I haven't read Dr Ali Muhammad Al Sallabi's works in English, however in Arabic he is an amazing scholar, very eloquent with brilliant insight and clarity of thought and expression. He has a wealth of knowledge that only comes when someone has spent years in deep research and reflection.

Martin Ling's biography on the Life of the Prophet is a wonderfully flowing work, very easy to read for both Muslims and non Muslims.

I love reading this kind of book. In my opinion, the Islamic religion has more in common with the Christian religion as well. Maybe some of you will find this strange, but if you read the Koran, you will find many familiar things. I believe Islam has the same principles as the Christian religion but is more conservative. Thank you for sharing this book with us here tho. I don't trust anything, and I always wonder who writes the Bible and how many copies of the original we can find these days. I would love to look at the original biblical texts and see how the modern Bible defines them. Unfortunately, it is human nature to hide important facts and tell untruths, so I believe we will never know what happened 100 years ago. During the pandemic, I researched biblical texts and found a decent website for my local church First Church Love. They had some pictures of the original texts from the Vatican, and comparing them to the modern Bible was interesting.
The opinion of Christian scholars such as Dr Bart Ehrman is very interesting on the topic of the New Testament, he has done lots of research on many aspects that you touch upon regarding the Bible's evolution over time. You may find his work relevant and interesting.
 

Rai Munir

Musk Man
Muhammad (SallAllah o Alaihi wa Alaa a'alihi wa Asha'abihi Wa Ba'arik Wasallim)- his life based on the earliest sources by Abu Bakr Sirajuddin (A.R)- Martin Lings

Seerat unn Nabi by Maulana Shibli Naumani A.R and Syed Sulaiman Nadvi A.R

Ar-raheeq ul Makhtoom by Safi ur Rahman Mubarakpuri A.R
 

Bilal

True Ouddict
I cannot recommend the seerah of Rasul-Allah (SAAS), 4 Khalifah, and other biography books by Professor Ali Muhammad al-Sallabi. He used the approach of authentic hadith collectors' method (especially for the 1st five) and used that criteria on many classical works of Al Tabari, Ibn Kathir, Al-Zuhri, Ibn Hisham, Ibn Sa'd, Al- Waqidi and others great scholars of from our past to compose his biographies.
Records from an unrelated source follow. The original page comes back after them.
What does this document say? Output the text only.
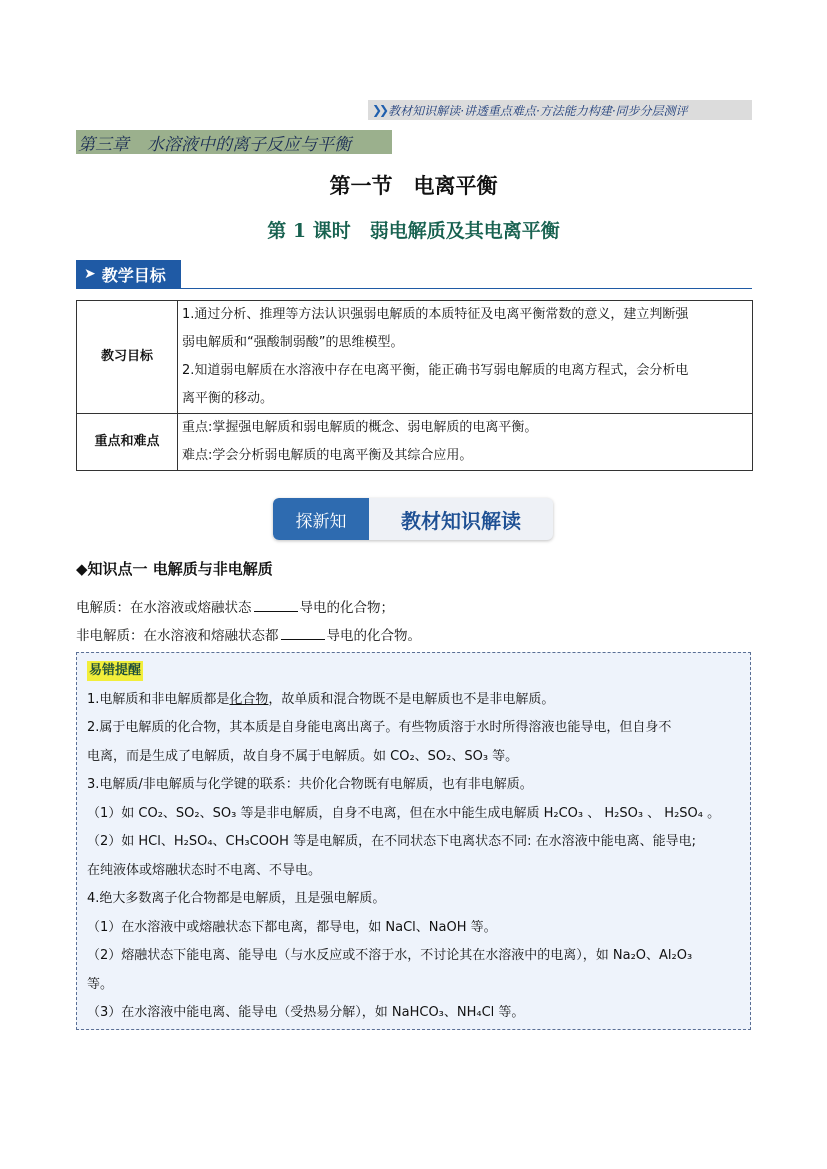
❯❯ 教材知识解读·讲透重点难点·方法能力构建·同步分层测评
第三章 水溶液中的离子反应与平衡
第一节　电离平衡
第 1 课时　弱电解质及其电离平衡
➤ 教学目标
教习目标	1.通过分析、推理等方法认识强弱电解质的本质特征及电离平衡常数的意义，建立判断强
弱电解质和“强酸制弱酸”的思维模型。
2.知道弱电解质在水溶液中存在电离平衡，能正确书写弱电解质的电离方程式，会分析电
离平衡的移动。

重点和难点	重点:掌握强电解质和弱电解质的概念、弱电解质的电离平衡。
难点:学会分析弱电解质的电离平衡及其综合应用。
探新知	教材知识解读
◆知识点一 电解质与非电解质
电解质：在水溶液或熔融状态	导电的化合物；
非电解质：在水溶液和熔融状态都	导电的化合物。

易错提醒

1.电解质和非电解质都是化合物，故单质和混合物既不是电解质也不是非电解质。

2.属于电解质的化合物，其本质是自身能电离出离子。有些物质溶于水时所得溶液也能导电，但自身不

电离，而是生成了电解质，故自身不属于电解质。如 CO₂、SO₂、SO₃ 等。

3.电解质/非电解质与化学键的联系：共价化合物既有电解质，也有非电解质。

（1）如 CO₂、SO₂、SO₃ 等是非电解质，自身不电离，但在水中能生成电解质 H₂CO₃ 、 H₂SO₃ 、 H₂SO₄ 。

（2）如 HCl、H₂SO₄、CH₃COOH 等是电解质，在不同状态下电离状态不同: 在水溶液中能电离、能导电;

在纯液体或熔融状态时不电离、不导电。

4.绝大多数离子化合物都是电解质，且是强电解质。

（1）在水溶液中或熔融状态下都电离，都导电，如 NaCl、NaOH 等。

（2）熔融状态下能电离、能导电（与水反应或不溶于水，不讨论其在水溶液中的电离），如 Na₂O、Al₂O₃

等。

（3）在水溶液中能电离、能导电（受热易分解），如 NaHCO₃、NH₄Cl 等。
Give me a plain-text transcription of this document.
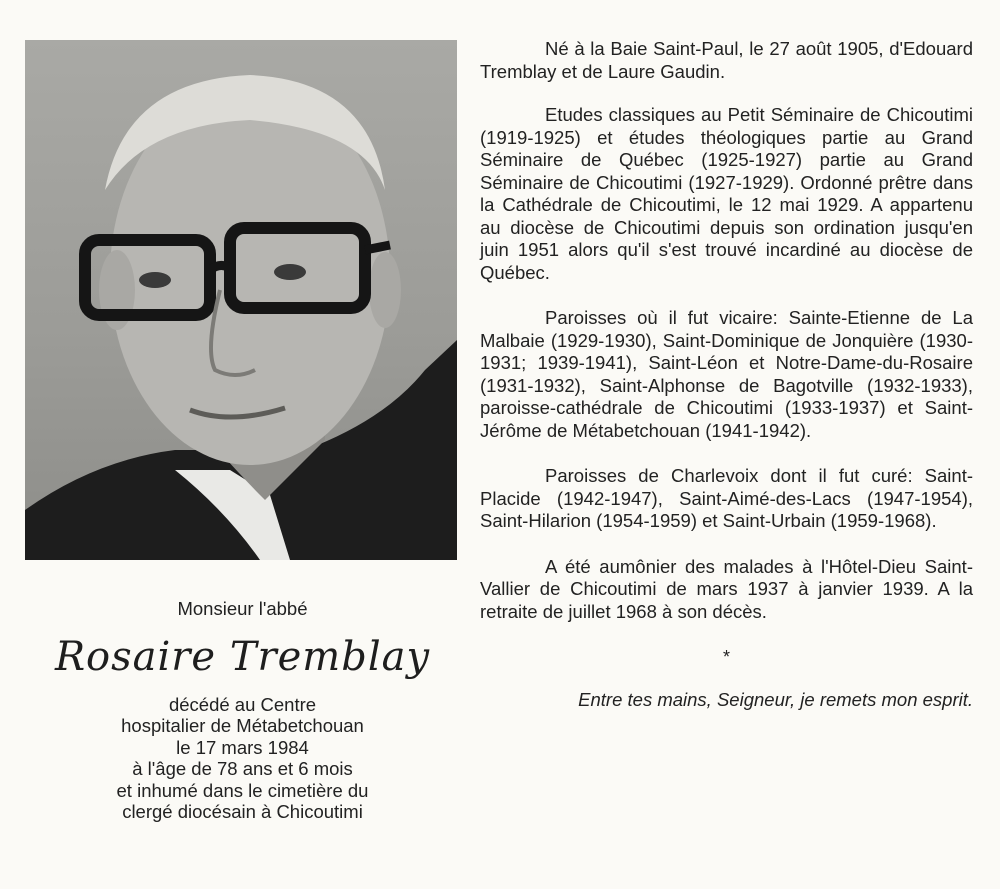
Monsieur l'abbé
Rosaire Tremblay

décédé au Centre

hospitalier de Métabetchouan

le 17 mars 1984

à l'âge de 78 ans et 6 mois

et inhumé dans le cimetière du

clergé diocésain à Chicoutimi

Né à la Baie Saint-Paul, le 27 août 1905, d'Edouard Tremblay et de Laure Gaudin.

Etudes classiques au Petit Séminaire de Chicoutimi (1919-1925) et études théologiques partie au Grand Séminaire de Québec (1925-1927) partie au Grand Séminaire de Chicoutimi (1927-1929). Ordonné prêtre dans la Cathédrale de Chicoutimi, le 12 mai 1929. A appartenu au diocèse de Chicoutimi depuis son ordination jusqu'en juin 1951 alors qu'il s'est trouvé incardiné au diocèse de Québec.

Paroisses où il fut vicaire: Sainte-Etienne de La Malbaie (1929-1930), Saint-Dominique de Jonquière (1930-1931; 1939-1941), Saint-Léon et Notre-Dame-du-Rosaire (1931-1932), Saint-Alphonse de Bagotville (1932-1933), paroisse-cathédrale de Chicoutimi (1933-1937) et Saint-Jérôme de Métabetchouan (1941-1942).

Paroisses de Charlevoix dont il fut curé: Saint-Placide (1942-1947), Saint-Aimé-des-Lacs (1947-1954), Saint-Hilarion (1954-1959) et Saint-Urbain (1959-1968).

A été aumônier des malades à l'Hôtel-Dieu Saint-Vallier de Chicoutimi de mars 1937 à janvier 1939. A la retraite de juillet 1968 à son décès.

*
Entre tes mains, Seigneur, je remets mon esprit.
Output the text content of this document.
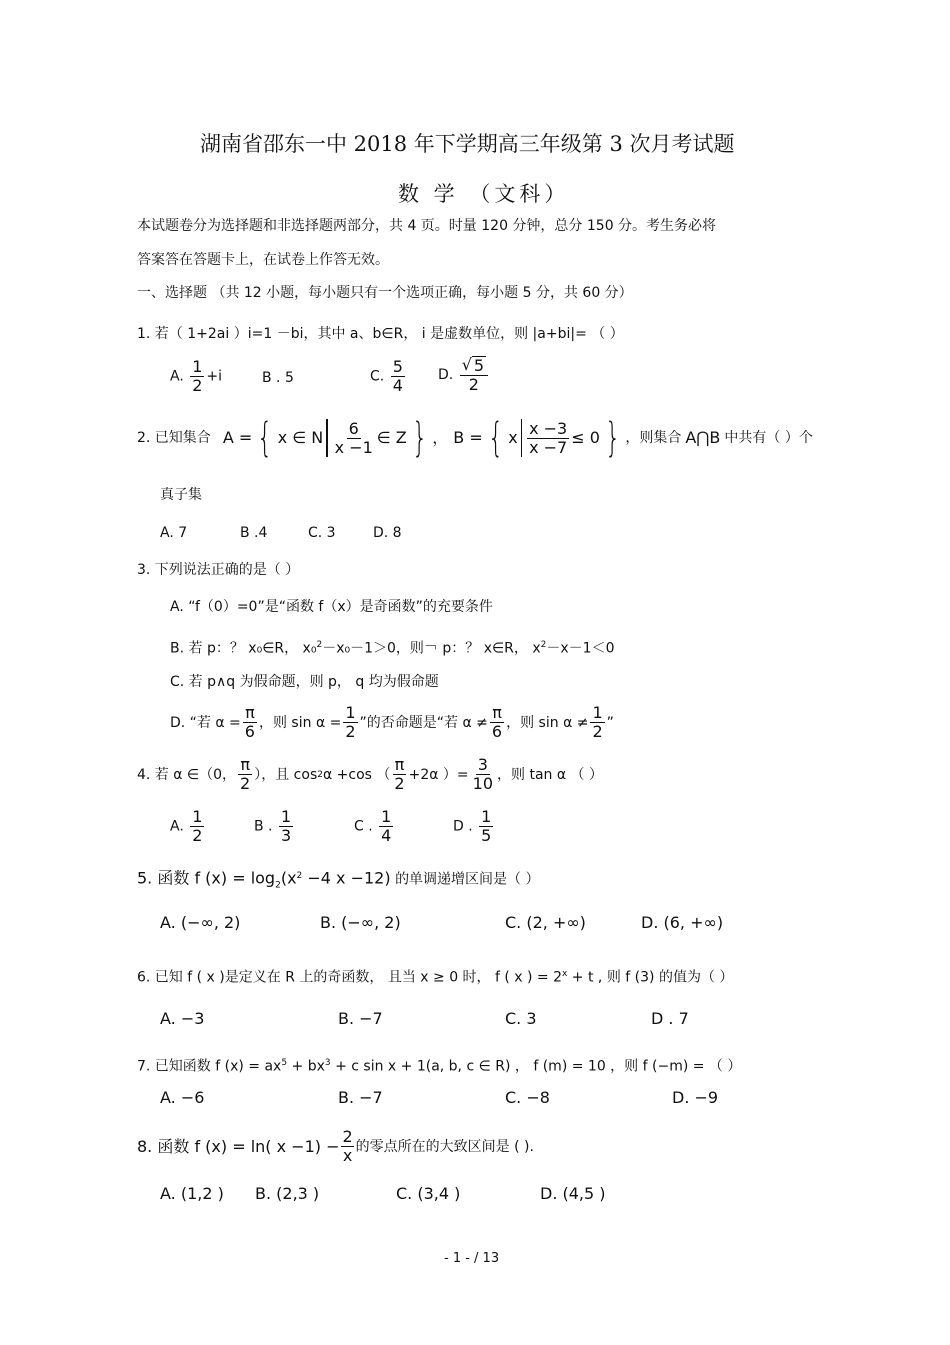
湖南省邵东一中 2018 年下学期高三年级第 3 次月考试题
数 学 （文科）
本试题卷分为选择题和非选择题两部分，共 4 页。时量 120 分钟，总分 150 分。考生务必将
答案答在答题卡上，在试卷上作答无效。
一、选择题 （共 12 小题，每小题只有一个选项正确，每小题 5 分，共 60 分）
1. 若（ 1+2ai ）i=1 －bi，其中 a、b∈R， i 是虚数单位，则 |a+bi|= （ ）
A. $\frac{1}{2} +i$	B . 5	C. $\frac{5}{4} D$. $\frac{√ 5}{2}$
2. 已知集合 A = { x ∈ N $\frac{6}{x -1}$ ∈ Z } ， B = { x $\frac{x -3}{x -7} \le 0$ } ，则集合 A⋂B 中共有（ ） 个
真子集
A. 7	B .4	C. 3	D. 8
3. 下列说法正确的是（ ）
A. “f（0）=0”是“函数 f（x）是奇函数”的充要条件
B. 若 p：？ x₀∈R， x₀$^2$－x₀－1＞0，则￢ p：？ x∈R， $x^2-x-1<0$
C. 若 p∧q 为假命题，则 p， q 均为假命题
D. “若 $\alpha = \frac{\pi}{6}$ ，则 $\sin \alpha = \frac{1}{2}$ ”的否命题是“若 $\alpha \ne \frac{\pi}{6}$ ，则 $\sin \alpha \ne \frac{1}{2}$ ”
4. 若 α ∈（0， $\frac{\pi}{2}$ ），且 cos 2 α +cos （ $\frac{\pi}{2} +2\alpha$ ）= $\frac{3}{10}$ ，则 tan α （ ）
A. $\frac{1}{2}$	B . $\frac{1}{3}$	C . $\frac{1}{4}$	D . $\frac{1}{5}$
5. 函数 f $(x) = \log_2(x^2 -4$ x −12) 的单调递增区间是（ ）
A. (−∞, 2)	B. (−∞, 2)	C. (2, +∞)	D. (6, +∞)
6. 已知 f ( x )是定义在 R 上的奇函数， 且当 x ≥ 0 时， f ( x ) = $2^x + t$ , 则 f (3) 的值为（ ）
A. −3	B. −7	C. 3	D . 7
7. 已知函数 f $(x) = ax^5 + bx^3 + c$ sin x + 1(a, b, c ∈ R) ， f (m) = 10 ，则 f (−m) = （ ）
A. −6	B. −7	C. −8	D. −9
8. 函数 f (x) = ln( $x -1) - \frac{2}{x}$ 的零点所在的大致区间是 ( ).
A. (1,2 ) B. (2,3 )	C. (3,4 )	D. (4,5 )
- 1 - / 13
IMHO, they're the best works available in English (originally written in Arabic). They're somewhat academic but quite easy to read and understand. At the same time, we should also read works of earliest scholars.
+2 to Prof al-Sallabis work ما شاء الله .

I've read his book on Abu Bakr r.a and it was fantastic.
 

Bilal

True Ouddict
I haven't read Dr Ali Muhammad Al Sallabi's works in English, however in Arabic he is an amazing scholar, very eloquent with brilliant insight and clarity of thought and expression. He has a wealth of knowledge that only comes when someone has spent years in deep research and reflection.

Martin Ling's biography on the Life of the Prophet is a wonderfully flowing work, very easy to read for both Muslims and non Muslims.


The opinion of Christian scholars such as Dr Bart Ehrman is very interesting on the topic of the New Testament, he has done lots of research on many aspects that you touch upon regarding the Bible's evolution over time. You may find his work relevant and interesting.
I'd also point to the thoughts of the late Dr Jerald F Dirks on this topic too. He received his BA and MDiv from Harvard University and has authored over 10 books in the fields of comparative religion and history of religion.